#GoodReads – How to navigate rising rates

#GoodReads – How to navigate rising rates, tighter mortgage qualifications and softer valuations via canadianrealestatemagazine.ca.

“…Change #1: Rising rates

Clearly, the Bank of Canada is on a mission to combat inflation and is using the rate policy as a tool to do so. The prime rate has increased several times in 2022, with the last increase in July by 1%.

The media is scaring everyone and making it sound like the sky is falling. Yes, the rates are rising, and the prospects of a recession are rising. These are things you and I cannot control. What we can control is how we navigate the waters ahead. It is important to remember that rate increases will stop once the BOC gets a handle on inflation. While no one has a crystal ball, indicators show that we are yet to see another 1.5% – 2% increase by early 2023; then, we will stay there for a while, a period of 18 – 24 months before things start to ease up again…

Change #2: Tighter mortgage qualifications

As the rates continue to rise, the qualification bar the residential lenders use to approve borrowers for mortgages will also rise because, under the Stress Test rules, lenders will qualify the loan request at the higher of the Bank of Canada qualification rate, which is 5.25, and the mortgage rate you are being approved for plus 2%…

Debt management strategies

These are strategies that focus primarily on reducing the monthly payments on your balance sheet in the eyes of the lenders to help ease up the pressure on the lending ratios.

The fact that you are paying an interest-only payment on a loan or that you have an interest-free loan with a six months grace period does not mean that the lender will take that into the calculation. Lenders have their own ways of running the numbers. As a result, re-shuffling some debts through consolidation or re-amortization can have a huge positive impact on the numbers…

Income strategies

The other tool is income related, where we can look at ways to add income to your application by utilizing higher rental income or supplementing your income. This includes: using higher rents on your application through an appraiser’s opinions of what a property can rent for. This can help the numbers in some cases where you have a vacant unit or you are charging below market rents and where the market rents are higher…

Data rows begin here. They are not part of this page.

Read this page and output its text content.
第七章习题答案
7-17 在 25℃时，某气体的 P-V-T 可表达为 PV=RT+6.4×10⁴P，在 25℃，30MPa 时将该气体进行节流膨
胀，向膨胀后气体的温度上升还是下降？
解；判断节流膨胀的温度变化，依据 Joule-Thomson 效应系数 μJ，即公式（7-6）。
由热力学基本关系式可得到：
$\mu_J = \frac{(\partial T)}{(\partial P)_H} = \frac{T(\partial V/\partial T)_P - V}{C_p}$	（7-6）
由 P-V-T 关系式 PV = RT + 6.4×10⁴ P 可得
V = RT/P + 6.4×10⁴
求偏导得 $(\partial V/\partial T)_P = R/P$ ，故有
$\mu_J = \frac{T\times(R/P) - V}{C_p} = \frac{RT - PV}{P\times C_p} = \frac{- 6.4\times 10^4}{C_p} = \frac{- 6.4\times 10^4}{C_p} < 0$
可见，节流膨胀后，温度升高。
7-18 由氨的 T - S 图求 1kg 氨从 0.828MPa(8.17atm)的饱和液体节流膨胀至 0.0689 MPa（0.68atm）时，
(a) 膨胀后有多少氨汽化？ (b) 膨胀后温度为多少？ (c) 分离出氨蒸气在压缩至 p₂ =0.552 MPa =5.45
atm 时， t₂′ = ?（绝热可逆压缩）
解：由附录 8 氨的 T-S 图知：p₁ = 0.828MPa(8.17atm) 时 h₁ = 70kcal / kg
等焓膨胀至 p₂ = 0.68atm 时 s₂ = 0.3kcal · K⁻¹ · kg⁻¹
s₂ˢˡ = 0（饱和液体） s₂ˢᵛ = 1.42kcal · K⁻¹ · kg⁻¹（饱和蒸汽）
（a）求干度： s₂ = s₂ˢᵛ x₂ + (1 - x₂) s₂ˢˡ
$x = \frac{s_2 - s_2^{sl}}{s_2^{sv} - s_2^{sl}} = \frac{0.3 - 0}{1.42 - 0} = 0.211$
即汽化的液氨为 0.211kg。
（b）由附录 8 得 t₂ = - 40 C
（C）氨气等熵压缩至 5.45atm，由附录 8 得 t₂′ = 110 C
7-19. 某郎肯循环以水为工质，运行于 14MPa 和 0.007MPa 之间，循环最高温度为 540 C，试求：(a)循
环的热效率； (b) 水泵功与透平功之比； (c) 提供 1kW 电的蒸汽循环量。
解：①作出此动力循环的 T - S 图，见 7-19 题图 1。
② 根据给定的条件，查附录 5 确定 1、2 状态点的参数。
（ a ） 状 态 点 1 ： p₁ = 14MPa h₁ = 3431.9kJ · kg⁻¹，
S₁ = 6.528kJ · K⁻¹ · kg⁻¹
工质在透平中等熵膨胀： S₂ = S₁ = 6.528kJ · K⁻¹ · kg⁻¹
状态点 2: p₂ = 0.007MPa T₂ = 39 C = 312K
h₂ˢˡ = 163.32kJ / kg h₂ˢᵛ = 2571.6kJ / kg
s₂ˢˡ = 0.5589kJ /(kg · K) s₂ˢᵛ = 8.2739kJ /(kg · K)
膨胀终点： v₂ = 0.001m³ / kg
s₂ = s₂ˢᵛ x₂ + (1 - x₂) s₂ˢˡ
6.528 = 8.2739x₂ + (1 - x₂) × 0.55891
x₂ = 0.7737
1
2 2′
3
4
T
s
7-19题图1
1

Change #3: Softer valuations

Demand in some markets has cooled as rising rates and tighter mortgage qualifications impacted affordability. In return, it has affected what houses are selling for and the time on the market to sell. For investors, this presents both a risk and an opportunity…

And finally, take time to clean house now so you can still qualify in the future if you want to continue growing your portfolio. By cleaning house, I mean: getting rid of any expensive debts or mortgages like private mortgages.”